Born into poverty to a single mother in Jamaica, Dwayne Whyte and his family moved to the Bronx, NY at the tender age of two in search of a better life. With no father figure in his household, Dwayne witnessed his mother manage working excessive hours at multiple jobs to provide for his family. In 1994, Dwayne and his mother moved to Baltimore, MD. He found the mean streets at an early age, and became consumed by the life. While his mother worked at night, he was roaming the street corners selling drugs and hustling anything he could get his hands on. Once Dwayne's mother became aware of his new found hobby, she decided to move her family back to the Bronx to keep him from the Baltimore street life.


While back in the Bronx, Dwayne became even more drawn to the streets; this is where he found rap.
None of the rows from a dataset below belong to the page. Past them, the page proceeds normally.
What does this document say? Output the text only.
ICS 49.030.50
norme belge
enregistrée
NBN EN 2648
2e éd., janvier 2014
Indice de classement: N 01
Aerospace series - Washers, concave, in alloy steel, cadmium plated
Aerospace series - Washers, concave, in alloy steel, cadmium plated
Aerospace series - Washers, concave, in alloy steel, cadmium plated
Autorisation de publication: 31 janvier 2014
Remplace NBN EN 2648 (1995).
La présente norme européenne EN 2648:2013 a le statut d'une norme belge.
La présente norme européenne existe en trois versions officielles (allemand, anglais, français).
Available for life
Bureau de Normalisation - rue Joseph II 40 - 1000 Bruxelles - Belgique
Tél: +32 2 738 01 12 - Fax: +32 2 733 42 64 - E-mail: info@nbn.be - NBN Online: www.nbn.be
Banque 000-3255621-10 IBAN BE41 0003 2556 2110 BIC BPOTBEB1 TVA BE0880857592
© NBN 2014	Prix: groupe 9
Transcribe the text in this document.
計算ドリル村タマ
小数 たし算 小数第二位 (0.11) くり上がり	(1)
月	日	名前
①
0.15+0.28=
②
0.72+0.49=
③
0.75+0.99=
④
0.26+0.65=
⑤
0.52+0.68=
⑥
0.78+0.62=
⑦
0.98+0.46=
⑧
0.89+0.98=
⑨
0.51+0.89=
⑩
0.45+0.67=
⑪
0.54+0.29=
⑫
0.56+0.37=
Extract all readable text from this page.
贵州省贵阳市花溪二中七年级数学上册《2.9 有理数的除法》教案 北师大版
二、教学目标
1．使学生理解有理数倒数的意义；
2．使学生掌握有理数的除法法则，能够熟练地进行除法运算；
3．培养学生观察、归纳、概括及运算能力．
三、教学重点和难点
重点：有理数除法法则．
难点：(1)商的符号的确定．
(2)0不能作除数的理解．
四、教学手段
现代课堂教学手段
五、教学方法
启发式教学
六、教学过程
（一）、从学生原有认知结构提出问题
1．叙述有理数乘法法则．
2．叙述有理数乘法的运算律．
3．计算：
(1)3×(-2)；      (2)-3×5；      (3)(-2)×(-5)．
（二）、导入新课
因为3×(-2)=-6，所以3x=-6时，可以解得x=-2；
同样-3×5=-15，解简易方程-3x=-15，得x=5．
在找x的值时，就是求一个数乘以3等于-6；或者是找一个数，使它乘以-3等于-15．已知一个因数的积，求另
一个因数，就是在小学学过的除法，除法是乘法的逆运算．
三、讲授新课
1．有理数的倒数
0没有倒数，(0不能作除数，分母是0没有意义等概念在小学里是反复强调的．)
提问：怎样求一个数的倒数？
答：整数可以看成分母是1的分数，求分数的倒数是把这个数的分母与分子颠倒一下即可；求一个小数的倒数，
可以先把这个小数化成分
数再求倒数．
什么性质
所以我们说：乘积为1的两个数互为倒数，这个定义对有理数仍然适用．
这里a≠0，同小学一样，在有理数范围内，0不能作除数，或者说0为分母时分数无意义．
What started out as free-styling for fun would eventually become the ground work for the artist now known as Graffix. Although his talents were unmistakable, Graffix did not take his craft seriously at first. In fact, Graffix did not start writing rhymes until his then favorite artist, 2pac was killed. He felt that the hip hop scene was becoming too much of a cliche with gimmick songs being mistaken for real hip hop masterpieces. At this point Graffix knew exactly what he wanted to do with his talent. Unluckily for him, he faced another obstacle in life. Graffix and his family became homeless and were forced to move from shelter to shelter in New York City. At the age of eighteen, Graffix moved back to Baltimore on his own, to begin a new life. He started working a regular 9 to 5 job and also began making music. While Graffix juggled with work and rap, he still remained drawn to the streets. As a result, he was arrested numerous times, although he managed to escape long term imprisonment. Around the same period Graffix was introduced to Sluggerz Entertainment, LLC by a close friend. He was asked to audition on the spot. After he finished spitting some of his verses and freestyles, he was offered a contract the same day.

The Crash

With a glimpse of musical success Graffix took to the streets to celebrate with friends. Unfortunately, he was at the wrong place at the wrong time when police made a bust at his hangout spot. Due to his previous troubles with the law, he was sentenced to 18 month at the Baltimore County Detention Center. During his stay at the jail, Graffix had a revelation to turn his life around. He remained productive by attending classes, writing rhymes and songs, and doing anything positive to take his mind off his confinement.

The Awakening

Having learned the harsh reality of having his freedom taken away, Graffix is now ready for the world to witness his impeccable talent. As noted by Al Shipley of the Baltimore City Paper, Graffix's material is competent and we find ourselves nodding to his beat. He is also an engaging and quick-witted performer. To sum up this prolific artist's life long struggles, Graffix simply said "I fell in a deep gutter, and was not able to climb up until I touched the bottom, referring to his incarceration. And now, every positive step I take will only help me climb out of the gutter.

On the Grind

When he's not blazing the stage at local Baltimore clubs like The Ottobar, The Black Hole, Bedrock, or The 5 Seasons, Graffix is always writing, recording in the studio, and listening to new music. I am a big music fan, he says. I like good music. I enjoy hearing an artist spit something hot to motivate me to come up with something hotter. Graffix is gearing up for his upcoming mixtape Slugfest Episode 2, followed by a video for a single to be released early 2009.